Research & Papers

RAG over Thinking Traces Can Improve Reasoning Tasks

Retrieving intermediate thinking steps, not documents, improves math and code reasoning.

Deep Dive

A new paper from Negar Arabzadeh, Wenjie Ma, Sewon Min, and Matei Zaharia challenges the common belief that retrieval-augmented generation (RAG) is ineffective for reasoning-intensive tasks like math and code generation. Instead of retrieving documents, the team proposes retrieving "thinking traces"—the intermediate reasoning steps generated during problem-solving attempts. They introduce T3, an offline method that transforms these traces into structured, retrieval-friendly representations, enabling a simple retrieve-then-generate pipeline to consistently outperform non-RAG baselines and standard web corpus retrieval.

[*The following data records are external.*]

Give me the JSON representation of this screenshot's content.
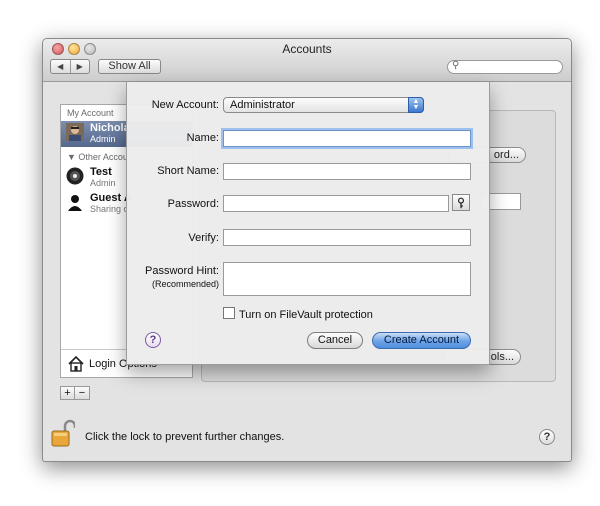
{
  "window": {
    "title": "Accounts",
    "show_all_label": "Show All",
    "nav_back_glyph": "◀",
    "nav_forward_glyph": "▶",
    "search_placeholder": ""
  },
  "sidebar": {
    "my_account_header": "My Account",
    "other_accounts_header": "▼ Other Accou",
    "items": [
      {
        "name": "Nichola",
        "role": "Admin",
        "icon": "user-photo-icon",
        "selected": true
      },
      {
        "name": "Test",
        "role": "Admin",
        "icon": "user-avatar-icon"
      },
      {
        "name": "Guest A",
        "role": "Sharing o",
        "icon": "guest-silhouette-icon"
      }
    ],
    "login_options_label": "Login Options"
  },
  "background_panel": {
    "change_password_label": "ord...",
    "parental_controls_label": "ols..."
  },
  "footer": {
    "lock_text": "Click the lock to prevent further changes.",
    "add_label": "+",
    "remove_label": "−",
    "help_label": "?"
  },
  "sheet": {
    "new_account_label": "New Account:",
    "new_account_value": "Administrator",
    "name_label": "Name:",
    "name_value": "",
    "short_name_label": "Short Name:",
    "short_name_value": "",
    "password_label": "Password:",
    "password_value": "",
    "verify_label": "Verify:",
    "verify_value": "",
    "password_hint_label": "Password Hint:",
    "password_hint_sub": "(Recommended)",
    "password_hint_value": "",
    "filevault_label": "Turn on FileVault protection",
    "filevault_checked": false,
    "help_label": "?",
    "cancel_label": "Cancel",
    "create_label": "Create Account"
  },
  "colors": {
    "selection": "#5f7397",
    "default_button": "#6ea3e6",
    "focus_ring": "#9ec0ee"
  }
}
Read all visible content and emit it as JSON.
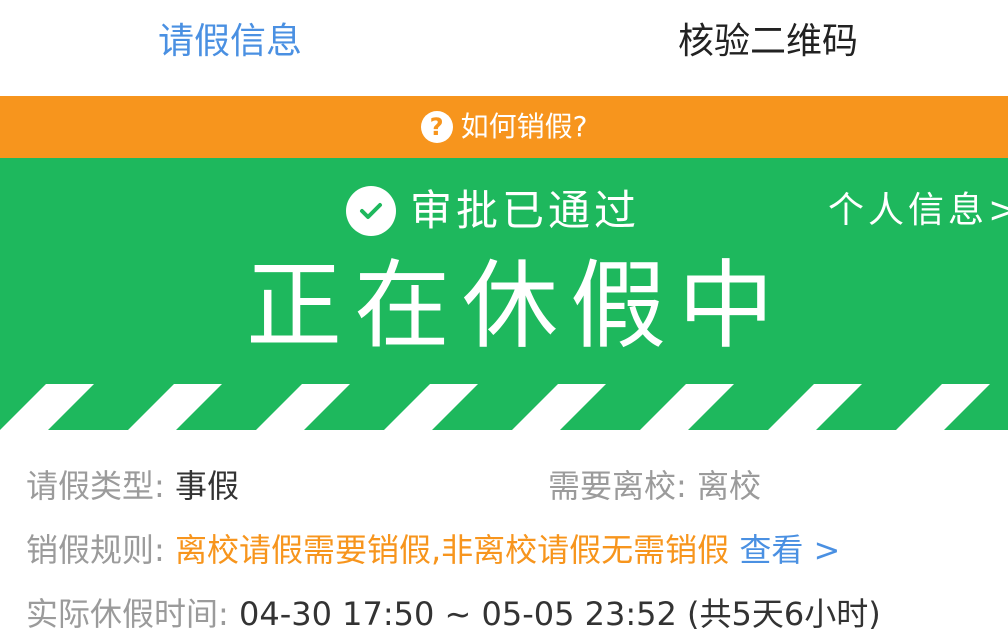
{
  "tabs": [
    {
      "label": "请假信息",
      "active": true
    },
    {
      "label": "核验二维码",
      "active": false
    }
  ],
  "help_bar": {
    "icon": "question-circle-icon",
    "text": "如何销假?",
    "background": "#f7951d"
  },
  "status": {
    "icon": "check-circle-icon",
    "approval": "审批已通过",
    "personal_info_link": "个人信息>",
    "main": "正在休假中",
    "background": "#1eb85d"
  },
  "details": {
    "leave_type_label": "请假类型:",
    "leave_type_value": "事假",
    "leave_school_label": "需要离校:",
    "leave_school_value": "离校",
    "rule_label": "销假规则:",
    "rule_text": "离校请假需要销假,非离校请假无需销假",
    "rule_link": "查看 >",
    "actual_time_label": "实际休假时间:",
    "actual_time_value": "04-30 17:50 ~ 05-05 23:52 (共5天6小时)"
  },
  "colors": {
    "accent_blue": "#4a90e2",
    "warning_orange": "#f7951d",
    "success_green": "#1eb85d"
  }
}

On the AIME 2025-2026 benchmark, RAG with thinking traces from Gemini-2-thinking yielded remarkable gains: +56.3% for Gemini-2.5-Flash, +8.6% for GPT-OSS-120B, and +7.6% for GPT-5—even though these are more recent models. The method also improved performance on LiveCodeBench and GPQA-Diamond, while incurring little or no extra inference cost. In some cases, inference cost dropped by up to 15%. The findings suggest that thinking traces are an effective retrieval corpus for reasoning tasks, and transforming them into structured, compact representations unlocks even stronger gains. Code is available at the provided URL.

Key Points
  • T3 transforms thinking traces into structured, retrieval-friendly representations, enabling RAG for reasoning tasks.
  • On AIME, RAG with traces from Gemini-2-thinking achieved +56.3% relative gain for Gemini-2.5-Flash.
  • The method reduces inference cost by up to 15% and outperforms retrieval over standard web corpora.

Why It Matters

Thinking traces as a retrieval corpus could redefine how AI systems handle complex reasoning tasks.